Oh Captain! My captain!

Isn’t it embarrassing when you get up on your hind legs and spout out a bunch of opinionated rubbish about something you really know very little about? Especially when soon after you’ve nailed your colours to the wrong mast, the facts – which everyone else is fully aware of – are brought to your attention?

Thus it is with yesterday’s offering, where I investigated the origins of Mackellar Creek on Little River Road, concluding with confidence that it had been named after Charles, member of the regional council, or possibly his daughter, Dorothea, who wrote the definitive Australian poem, ‘My Country’.

Literally a few hours after pressing the button on that one, I stumbled on the undisputed source of the Creek’s name, which comes from a much earlier time than I’d hazarded. And that was Captain Duncan Mackellar, who was one of the earliest settlers in the Braidwood region, alongside Dr Thomas Braidwood Wilson and John Coghill.

So there’s only one thing to do when you bring attention to your own failings, and that’s to own them – no excuses, no regrets. “I was wrong,” you say. “Here are the facts.” As Igor Stravinsky so rightly said, “Silence will save me from being wrong (and foolish), but it will also deprive me of the possibility of being right.” Which gets me off the hook pretty neatly, I reckon.

So, a quick update on Captain Mackellar. It’s not yet clear to me exactly which ship(s) he commanded – his name is mentioned in connection with both the Clydebank and the City of Edinburgh, but I’ll need to do some more digging on this as the dates don’t add up – his entry in the Australian Dictionary of Biography is mixed up with his nephew’s, whose name was also Duncan.

But we know he was granted 2,000 acres in 1822 and in 1829 settled there with his family. He called this property Strathallan, which may be drawn from the Allan Water, a river in Scotland. Mackellar became a magistrate in 1833 which meant Strathallan became host to a constable, a ‘scourger’, and a bunch of convicts, who all remained until Braidwood’s courthouse was built in 1838.

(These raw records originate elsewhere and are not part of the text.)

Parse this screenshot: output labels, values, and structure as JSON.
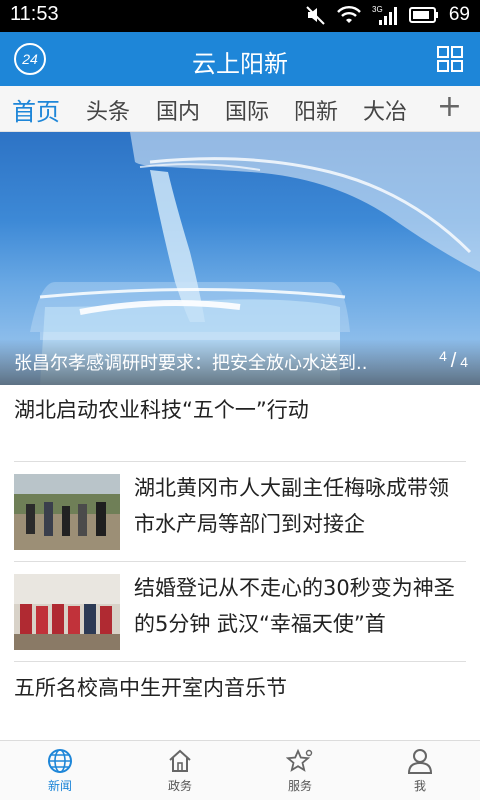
{
  "status_bar": {
    "time": "11:53",
    "network": "3G",
    "battery_percent": "69"
  },
  "header": {
    "badge_label": "24",
    "title": "云上阳新"
  },
  "tabs": [
    {
      "label": "首页",
      "active": true
    },
    {
      "label": "头条"
    },
    {
      "label": "国内"
    },
    {
      "label": "国际"
    },
    {
      "label": "阳新"
    },
    {
      "label": "大冶"
    }
  ],
  "tab_add_label": "+",
  "banner": {
    "caption": "张昌尔孝感调研时要求：把安全放心水送到..",
    "pager_current": "4",
    "pager_total": "4"
  },
  "news": {
    "headline_1": "湖北启动农业科技“五个一”行动",
    "item_1_title": "湖北黄冈市人大副主任梅咏成带领市水产局等部门到对接企",
    "item_2_title": "结婚登记从不走心的30秒变为神圣的5分钟 武汉“幸福天使”首",
    "headline_2": "五所名校高中生开室内音乐节"
  },
  "bottom_nav": [
    {
      "label": "新闻",
      "icon": "globe-icon",
      "active": true
    },
    {
      "label": "政务",
      "icon": "home-icon"
    },
    {
      "label": "服务",
      "icon": "star-icon"
    },
    {
      "label": "我",
      "icon": "person-icon"
    }
  ],
  "colors": {
    "accent": "#1e86d8",
    "status_bar": "#000000"
  }
}
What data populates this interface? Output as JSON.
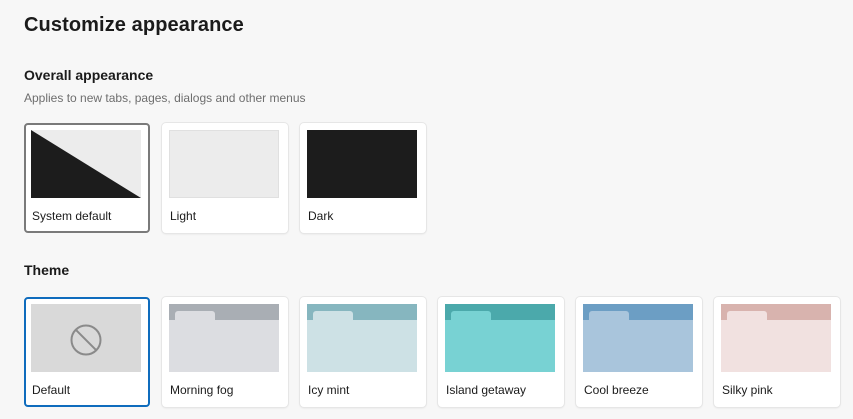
{
  "page": {
    "title": "Customize appearance"
  },
  "overall": {
    "title": "Overall appearance",
    "subtitle": "Applies to new tabs, pages, dialogs and other menus",
    "options": [
      {
        "label": "System default",
        "selected": true
      },
      {
        "label": "Light",
        "selected": false
      },
      {
        "label": "Dark",
        "selected": false
      }
    ]
  },
  "theme": {
    "title": "Theme",
    "options": [
      {
        "label": "Default",
        "selected": true,
        "icon": "no-theme-icon"
      },
      {
        "label": "Morning fog",
        "selected": false,
        "colors": {
          "bar": "#a9aeb4",
          "tab": "#dcdde1",
          "body": "#dcdde1"
        }
      },
      {
        "label": "Icy mint",
        "selected": false,
        "colors": {
          "bar": "#86b6bf",
          "tab": "#cde1e5",
          "body": "#cde1e5"
        }
      },
      {
        "label": "Island getaway",
        "selected": false,
        "colors": {
          "bar": "#4ba9ab",
          "tab": "#78d2d3",
          "body": "#78d2d3"
        }
      },
      {
        "label": "Cool breeze",
        "selected": false,
        "colors": {
          "bar": "#6c9ec4",
          "tab": "#a9c5dc",
          "body": "#a9c5dc"
        }
      },
      {
        "label": "Silky pink",
        "selected": false,
        "colors": {
          "bar": "#d8b3ae",
          "tab": "#f1e1e0",
          "body": "#f1e1e0"
        }
      }
    ]
  },
  "colors": {
    "accent": "#0f6cbd",
    "selected_gray": "#7a7a7a",
    "dark_preview": "#1c1c1c",
    "light_preview": "#ececec"
  }
}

In 1837 Mackellar sold Strathallan, which had grown to 3,299 acres, to John Coghill, another of the first recipients of grant land in the area. Coghill had also been a merchant sea captain transporting felons to Australia and had also managed a successful transition to landowner and magistrate. Versatile chaps, these sea captains, no?

Coghill built his own house on the farm (or estate, perhaps) in 1842 called Bedervale, which survives today as a National Trust property, with historically important architecture, gardens and cemetery. He also owned Mona Farm, another prosperous property which is now a trendy wedding destination featuring an extensive collection of contemporary art.

It’s not immediately clear why Mackellar left the area, but with Coghill’s family transplanted to Bedervale, Strathallan slowly deteriorated over the next hundred years or so. As Mackellar Creek is close to the current Mona Farm, Strathallan must have been nearby – let’s see in future editions what survives in the nomenclature of the area!

Much of this information comes from an excellent MA thesis researched by Kirsty Altenberg in 1988 which promises to be a mine of useful lore. I’m also keen to get my hands on a book, Braidwood, Dear Braidwood by Netta Ellis, which promises to reveal much of the background to our town as it stands today. I’ll be off to the library on Monday.

I’ll also be looking out — with less optimism, it’s true — for a book Mackellar wrote based on his experiences as farmer, magistrate and businessman, “The Australian emigrant’s guide: or, A few practical observations and directions for the guidance of emigrants proceeding to that colony”.

Who knows – as an emigrant myself, there may be some useful tips in there. Corner Cottage is no Strathallan, but I’m sure some of the basic principles apply. And I’m really keen not to make too many more mistakes.